The A44 project uses Philips’ SpeedStar LED luminaires, which combine bright, white LED light with a dimming capability that reduces the light output and consequently the energy consumption. The Philips spokesperson said that the dimming system raises and lowers the light output automatically according to the time of day, and also in case of emergencies or rainfall.
The dimmable LED lighting installation on the A44 will save up to 40% of the energy consumed by the previous lighting on the highway, with a similar reduction in CO2 emissions. The total energy saving is expected to be around 180,000 kWh per year –equivalent to the energy consumption of 50 households.
The RWS also aims to use the A44 installation to learn more about the use of innovative LED-based lighting solutions on Dutch highways.
|Amsterdam highway after LED installation|
Philips says that the Speedstar LED luminaires are designed to ensure that all the emitted light is focused on the highway, significantly minimizing light pollution that can otherwise be distracting for local residents as well as animals.
A further benefit is that the longer lifetime of LED lighting, coupled with the ability to remotely monitor the installation via a central control, will help minimize maintenance needs. This will both reduce operational costs and improve traffic planning, to reduce disruption to road users.
Switching off is a false economy
In related news, Philips Lighting UK says that adopting modern street-lighting technologies such as LEDs and control systems offer potentially greater savings than simply turning the lighting off.
Reductions in street lighting are seen by a majority of councils in the UK as an easy option to cut costs in response to local-authority budget cuts imposed by central government. Philips Lighting believes that this is a false economy, and likely to end up costing more than it saves.

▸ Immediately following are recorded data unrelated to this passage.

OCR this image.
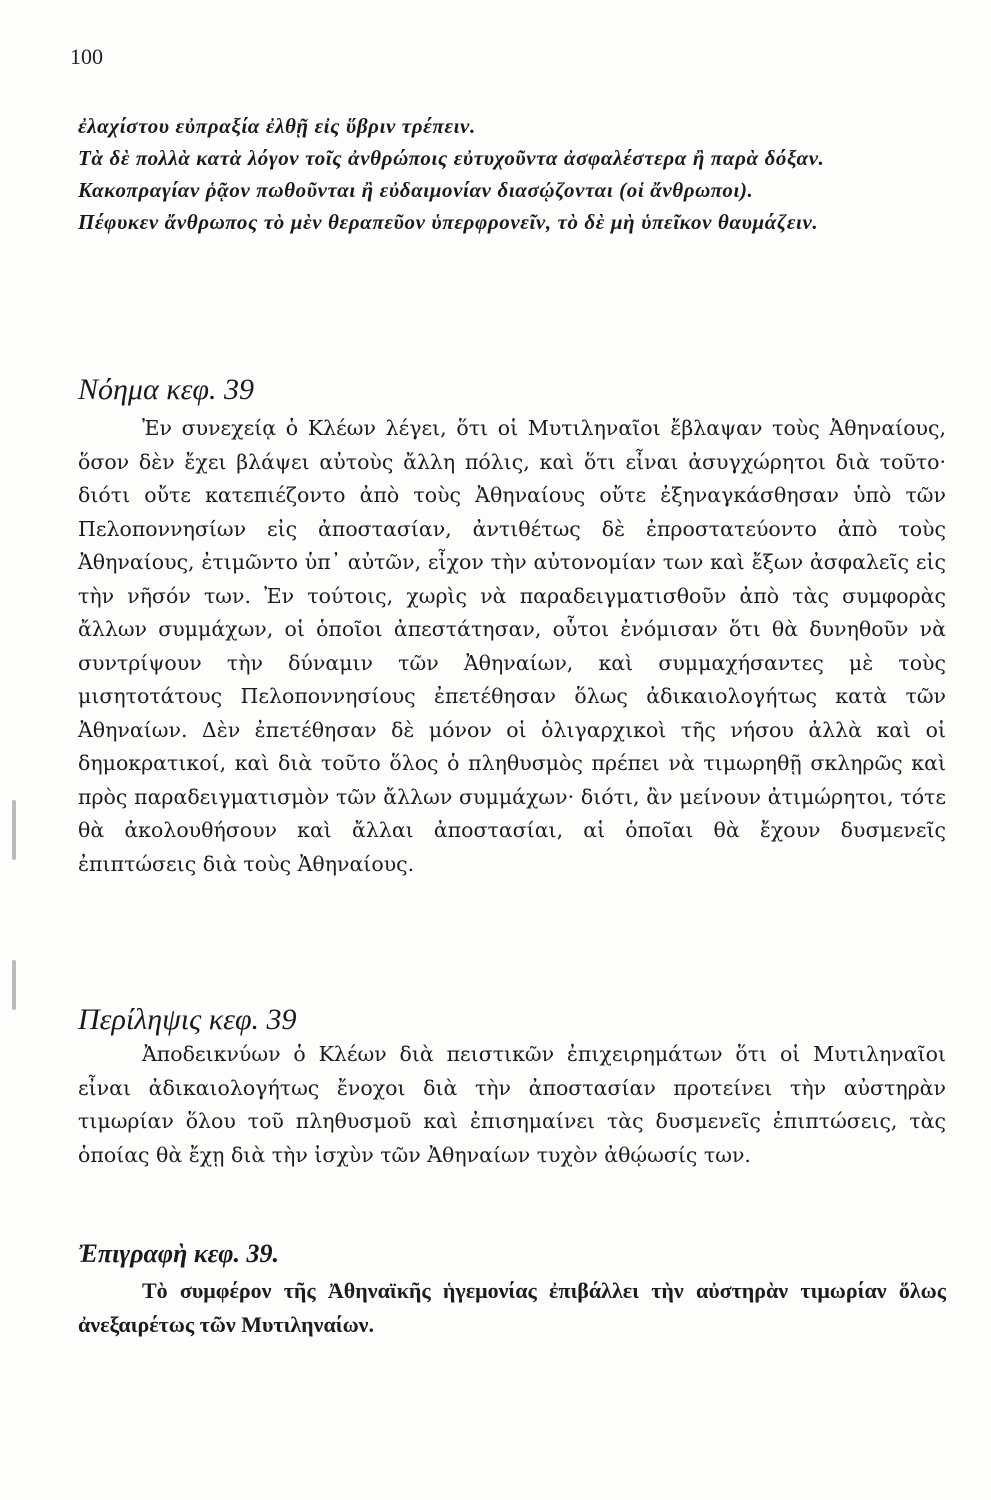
100
ἐλαχίστου εὐπραξία ἐλθῇ εἰς ὕβριν τρέπειν.
Τὰ δὲ πολλὰ κατὰ λόγον τοῖς ἀνθρώποις εὐτυχοῦντα ἀσφαλέστερα ἢ παρὰ δόξαν.
Κακοπραγίαν ῥᾷον πωθοῦνται ἢ εὐδαιμονίαν διασῴζονται (οἱ ἄνθρωποι).
Πέφυκεν ἄνθρωπος τὸ μὲν θεραπεῦον ὑπερφρονεῖν, τὸ δὲ μὴ ὑπεῖκον θαυμάζειν.
Νόημα κεφ. 39

Ἐν συνεχείᾳ ὁ Κλέων λέγει, ὅτι οἱ Μυτιληναῖοι ἔβλαψαν τοὺς Ἀθηναίους, ὅσον δὲν ἔχει βλάψει αὐτοὺς ἄλλη πόλις, καὶ ὅτι εἶναι ἀσυγχώρητοι διὰ τοῦτο· διότι οὔτε κατεπιέζοντο ἀπὸ τοὺς Ἀθηναίους οὔτε ἐξηναγκάσθησαν ὑπὸ τῶν Πελοποννησίων εἰς ἀποστασίαν, ἀντιθέτως δὲ ἐπροστατεύοντο ἀπὸ τοὺς Ἀθηναίους, ἐτιμῶντο ὑπ᾽ αὐτῶν, εἶχον τὴν αὐτονομίαν των καὶ ἔξων ἀσφαλεῖς εἰς τὴν νῆσόν των. Ἐν τούτοις, χωρὶς νὰ παραδειγματισθοῦν ἀπὸ τὰς συμφορὰς ἄλλων συμμάχων, οἱ ὁποῖοι ἀπεστάτησαν, οὗτοι ἐνόμισαν ὅτι θὰ δυνηθοῦν νὰ συντρίψουν τὴν δύναμιν τῶν Ἀθηναίων, καὶ συμμαχήσαντες μὲ τοὺς μισητοτάτους Πελοποννησίους ἐπετέθησαν ὅλως ἀδικαιολογήτως κατὰ τῶν Ἀθηναίων. Δὲν ἐπετέθησαν δὲ μόνον οἱ ὀλιγαρχικοὶ τῆς νήσου ἀλλὰ καὶ οἱ δημοκρατικοί, καὶ διὰ τοῦτο ὅλος ὁ πληθυσμὸς πρέπει νὰ τιμωρηθῇ σκληρῶς καὶ πρὸς παραδειγματισμὸν τῶν ἄλλων συμμάχων· διότι, ἂν μείνουν ἀτιμώρητοι, τότε θὰ ἀκολουθήσουν καὶ ἄλλαι ἀποστασίαι, αἱ ὁποῖαι θὰ ἔχουν δυσμενεῖς ἐπιπτώσεις διὰ τοὺς Ἀθηναίους.

Περίληψις κεφ. 39

Ἀποδεικνύων ὁ Κλέων διὰ πειστικῶν ἐπιχειρημάτων ὅτι οἱ Μυτιληναῖοι εἶναι ἀδικαιολογήτως ἔνοχοι διὰ τὴν ἀποστασίαν προτείνει τὴν αὐστηρὰν τιμωρίαν ὅλου τοῦ πληθυσμοῦ καὶ ἐπισημαίνει τὰς δυσμενεῖς ἐπιπτώσεις, τὰς ὁποίας θὰ ἔχῃ διὰ τὴν ἰσχὺν τῶν Ἀθηναίων τυχὸν ἀθῴωσίς των.

Ἐπιγραφὴ κεφ. 39.

Τὸ συμφέρον τῆς Ἀθηναϊκῆς ἡγεμονίας ἐπιβάλλει τὴν αὐστηρὰν τιμωρίαν ὅλως ἀνεξαιρέτως τῶν Μυτιληναίων.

“Three-quarters of councils are said to be prioritizing cuts in street lighting,” says Andy Gowen, Director of Philips Outdoor Lighting Solutions. “The UK has an estimated 6.9 million lights around the country, costing some £30 each to power, or £207 million in total. On the face of it the simple calculation is, turn them off for 10 per cent of the time and save £20 million.”
However, says Gowen, the reality is that adapting the day/night sensor on each street lamp will cost an average £21 per unit [according to the Institute of Lighting Professionals], on top of which the running costs still have to paid. “Achieving savings is not as straight forward and certainly not as high as we are led to believe,” he says.
Gowen also argues that shaving an hour or two of street lighting at the start and end of the day is likely to have undesirable impacts on transport, personal security and safety. For example, data shows that good street lighting cuts the number and severity of night-time road accidents by up to 30 per cent.
Surprisingly, councils in the UK have no statutory obligation to light the streets. However, asserts Gowen, “for the overall public benefit, local authorities would be advised to abandon any thoughts that street lighting is an appropriate place to look for savings: it isn’t.”
Instead, argues Gowen, councils would do well to turn the argument on its head. “By looking for upgradeable and controllable lighting solutions that provide longer-term savings alongside superior illumination, councils are future proofing their investment to ensure that they can always maximize their savings,” he says.
“LEDs are the future. The running costs of LED street lights are 70 per cent lower than lights with conventional lamps, so that the current national spending of £207 million a year could drop to £62 million. That’s a better way to go than simply switching off the lights.”